After the trees were transplanted into the roof of the tube to replace the dead adults, the zoogloea would be taken piecemeal back to the tube and dumped into the channel. Here the jetfish would strain out part and eat part as they pumped water from the polar end of the tube to the equatorial end.
Toward the end of the day, he tried some of the zoogloea soup and managed to keep it down. A little later, he ate some cereal.
Martia insisted on spooning the food for him. There was something so feminine and tender about her solicitude that he could not protest.
"Martia," he said, "I may be wrong. There can be good will and rapport between our two kinds. Look at us. Why, if you were a real woman, I'd be in love with you.

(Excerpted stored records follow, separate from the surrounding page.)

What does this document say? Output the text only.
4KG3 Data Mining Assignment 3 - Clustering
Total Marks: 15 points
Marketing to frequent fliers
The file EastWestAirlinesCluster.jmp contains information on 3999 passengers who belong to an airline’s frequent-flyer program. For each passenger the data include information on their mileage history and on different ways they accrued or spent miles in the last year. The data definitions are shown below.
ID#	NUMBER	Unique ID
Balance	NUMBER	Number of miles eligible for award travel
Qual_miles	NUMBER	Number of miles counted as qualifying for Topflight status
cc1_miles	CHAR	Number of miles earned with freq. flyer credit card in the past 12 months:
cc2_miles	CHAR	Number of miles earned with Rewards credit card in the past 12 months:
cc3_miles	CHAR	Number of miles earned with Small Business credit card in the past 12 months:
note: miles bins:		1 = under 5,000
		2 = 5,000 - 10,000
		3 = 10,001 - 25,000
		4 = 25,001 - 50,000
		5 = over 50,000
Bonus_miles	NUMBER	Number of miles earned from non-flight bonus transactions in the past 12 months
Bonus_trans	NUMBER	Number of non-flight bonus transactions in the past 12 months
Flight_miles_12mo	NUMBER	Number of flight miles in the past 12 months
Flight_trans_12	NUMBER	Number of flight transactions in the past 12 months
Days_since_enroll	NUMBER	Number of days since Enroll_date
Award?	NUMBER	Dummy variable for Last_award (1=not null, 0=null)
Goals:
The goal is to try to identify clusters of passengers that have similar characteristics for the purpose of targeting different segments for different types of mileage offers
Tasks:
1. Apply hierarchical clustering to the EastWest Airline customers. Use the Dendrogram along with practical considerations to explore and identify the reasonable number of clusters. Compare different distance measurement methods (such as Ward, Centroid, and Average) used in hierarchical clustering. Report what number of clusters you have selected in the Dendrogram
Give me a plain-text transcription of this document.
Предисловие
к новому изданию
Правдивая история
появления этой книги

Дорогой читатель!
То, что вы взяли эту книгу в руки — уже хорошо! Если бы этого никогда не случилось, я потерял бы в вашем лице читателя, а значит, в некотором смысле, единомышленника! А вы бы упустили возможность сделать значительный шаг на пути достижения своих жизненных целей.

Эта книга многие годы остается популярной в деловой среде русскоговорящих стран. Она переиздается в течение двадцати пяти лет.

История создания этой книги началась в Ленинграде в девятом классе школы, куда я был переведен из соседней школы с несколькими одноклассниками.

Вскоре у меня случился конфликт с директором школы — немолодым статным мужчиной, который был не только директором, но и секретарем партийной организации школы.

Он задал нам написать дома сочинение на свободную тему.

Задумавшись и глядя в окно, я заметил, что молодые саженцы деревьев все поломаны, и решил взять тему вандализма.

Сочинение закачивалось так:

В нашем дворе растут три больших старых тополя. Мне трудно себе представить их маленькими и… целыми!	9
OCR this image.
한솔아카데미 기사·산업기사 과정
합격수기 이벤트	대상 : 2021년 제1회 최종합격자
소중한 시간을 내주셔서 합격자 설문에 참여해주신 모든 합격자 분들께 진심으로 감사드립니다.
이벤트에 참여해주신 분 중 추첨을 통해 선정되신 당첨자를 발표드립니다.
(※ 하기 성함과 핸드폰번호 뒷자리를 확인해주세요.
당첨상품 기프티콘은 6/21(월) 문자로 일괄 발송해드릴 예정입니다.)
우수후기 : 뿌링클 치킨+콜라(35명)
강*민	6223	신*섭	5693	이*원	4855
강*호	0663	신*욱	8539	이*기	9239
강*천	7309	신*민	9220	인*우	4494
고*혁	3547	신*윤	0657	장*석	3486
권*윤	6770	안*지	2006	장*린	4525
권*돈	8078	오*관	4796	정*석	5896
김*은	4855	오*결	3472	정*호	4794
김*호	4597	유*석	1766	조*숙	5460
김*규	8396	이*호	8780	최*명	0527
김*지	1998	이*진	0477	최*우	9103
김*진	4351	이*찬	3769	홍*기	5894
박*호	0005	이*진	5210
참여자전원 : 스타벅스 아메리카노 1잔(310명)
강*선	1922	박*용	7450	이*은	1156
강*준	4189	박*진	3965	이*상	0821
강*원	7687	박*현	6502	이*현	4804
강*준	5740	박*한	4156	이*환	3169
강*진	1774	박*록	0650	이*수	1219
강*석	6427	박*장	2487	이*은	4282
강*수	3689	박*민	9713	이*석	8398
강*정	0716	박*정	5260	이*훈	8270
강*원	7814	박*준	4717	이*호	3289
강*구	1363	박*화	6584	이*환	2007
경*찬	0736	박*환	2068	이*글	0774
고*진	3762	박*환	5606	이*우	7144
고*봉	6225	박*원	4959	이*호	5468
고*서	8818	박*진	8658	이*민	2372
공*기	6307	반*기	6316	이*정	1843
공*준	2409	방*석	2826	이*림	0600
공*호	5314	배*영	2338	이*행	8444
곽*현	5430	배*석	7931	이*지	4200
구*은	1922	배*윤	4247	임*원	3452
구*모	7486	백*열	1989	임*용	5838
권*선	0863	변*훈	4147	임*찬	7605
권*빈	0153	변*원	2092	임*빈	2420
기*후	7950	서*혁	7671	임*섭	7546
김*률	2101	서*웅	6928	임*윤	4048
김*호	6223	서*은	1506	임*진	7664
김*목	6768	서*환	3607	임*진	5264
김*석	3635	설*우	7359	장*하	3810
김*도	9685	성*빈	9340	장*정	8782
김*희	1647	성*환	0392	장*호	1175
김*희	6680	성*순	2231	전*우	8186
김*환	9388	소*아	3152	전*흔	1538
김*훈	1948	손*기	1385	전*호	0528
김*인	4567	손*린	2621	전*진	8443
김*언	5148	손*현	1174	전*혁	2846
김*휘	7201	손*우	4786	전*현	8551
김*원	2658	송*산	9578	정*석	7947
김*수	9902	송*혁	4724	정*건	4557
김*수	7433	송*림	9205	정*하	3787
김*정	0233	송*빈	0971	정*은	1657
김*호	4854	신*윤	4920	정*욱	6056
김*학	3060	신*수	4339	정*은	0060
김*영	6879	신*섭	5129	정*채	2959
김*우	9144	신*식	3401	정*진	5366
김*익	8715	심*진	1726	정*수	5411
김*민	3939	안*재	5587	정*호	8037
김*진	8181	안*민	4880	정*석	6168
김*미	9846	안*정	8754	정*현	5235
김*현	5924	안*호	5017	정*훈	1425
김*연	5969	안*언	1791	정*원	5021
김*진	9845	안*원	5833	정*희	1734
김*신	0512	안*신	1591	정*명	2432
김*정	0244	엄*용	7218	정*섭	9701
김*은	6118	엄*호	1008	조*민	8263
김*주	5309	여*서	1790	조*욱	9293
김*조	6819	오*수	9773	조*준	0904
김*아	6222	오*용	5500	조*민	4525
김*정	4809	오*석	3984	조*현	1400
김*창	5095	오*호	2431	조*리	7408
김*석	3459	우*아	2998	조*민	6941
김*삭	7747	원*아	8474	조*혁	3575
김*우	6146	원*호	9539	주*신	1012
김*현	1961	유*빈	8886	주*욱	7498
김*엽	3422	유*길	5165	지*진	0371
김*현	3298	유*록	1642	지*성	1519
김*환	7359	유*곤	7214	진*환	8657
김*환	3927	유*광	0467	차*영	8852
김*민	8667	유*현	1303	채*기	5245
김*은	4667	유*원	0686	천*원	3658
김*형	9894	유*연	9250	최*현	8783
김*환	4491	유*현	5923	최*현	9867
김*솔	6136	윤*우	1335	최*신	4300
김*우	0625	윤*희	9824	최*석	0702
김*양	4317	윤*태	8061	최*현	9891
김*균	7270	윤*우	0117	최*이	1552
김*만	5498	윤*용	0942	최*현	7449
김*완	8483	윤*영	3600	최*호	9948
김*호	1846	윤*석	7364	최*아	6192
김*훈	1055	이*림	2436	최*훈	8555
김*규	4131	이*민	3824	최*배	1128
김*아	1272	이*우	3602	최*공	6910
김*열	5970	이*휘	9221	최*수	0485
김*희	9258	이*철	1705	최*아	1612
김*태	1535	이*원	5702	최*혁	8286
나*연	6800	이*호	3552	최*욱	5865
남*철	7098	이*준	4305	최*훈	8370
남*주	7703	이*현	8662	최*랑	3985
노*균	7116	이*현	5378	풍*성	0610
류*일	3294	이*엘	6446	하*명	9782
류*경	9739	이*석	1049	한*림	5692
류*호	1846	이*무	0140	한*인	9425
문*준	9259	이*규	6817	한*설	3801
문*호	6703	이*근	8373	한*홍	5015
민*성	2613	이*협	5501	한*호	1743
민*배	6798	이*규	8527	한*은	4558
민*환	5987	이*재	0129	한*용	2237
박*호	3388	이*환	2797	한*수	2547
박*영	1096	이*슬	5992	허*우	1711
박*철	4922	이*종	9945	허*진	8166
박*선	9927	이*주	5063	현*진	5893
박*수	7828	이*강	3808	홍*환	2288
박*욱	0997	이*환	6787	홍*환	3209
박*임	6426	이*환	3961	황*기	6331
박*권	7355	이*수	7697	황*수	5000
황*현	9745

"Of course, you may have made me sick in the first place. But if you did, it was a matter of expediency, not malice. And now you are taking care of me, your enemy. Love thy enemy. Not because you have been told you should but because you do."
She, of course, did not understand him. However, she replied in her own tongue, and it seemed to him that her voice had the same sense of sympatico.
As he fell asleep, he was thinking that perhaps Martia and he would be the two ambassadors to bring their people together in peace. After all, both of them were highly civilized, essentially pacifistic, and devoutly religious. There was such a thing as the brotherhood, not only of man, but of all sentient beings throughout the cosmos, and...
Pressure on his bladder woke him up. He opened his eyes. The ceiling and walls expanded and contracted. His wristwatch was distorted. Only by extreme effort could he focus his eyes enough to straighten the arms on his watch. The piece, designed to measure the slightly longer Martian day, indicated midnight. Groggily, he rose. He felt sure that he must have been drugged and that he would still be sleeping if the bladder pain hadn't been so sharp. If only he could take something to counteract the drug, he could carry out his plans now. But first he had to get to the toilet.
To do so, he had to pass close to Martia's bed. She did not move but lay on her back, her arms flung out and hanging over the sides of the bed, her mouth open wide.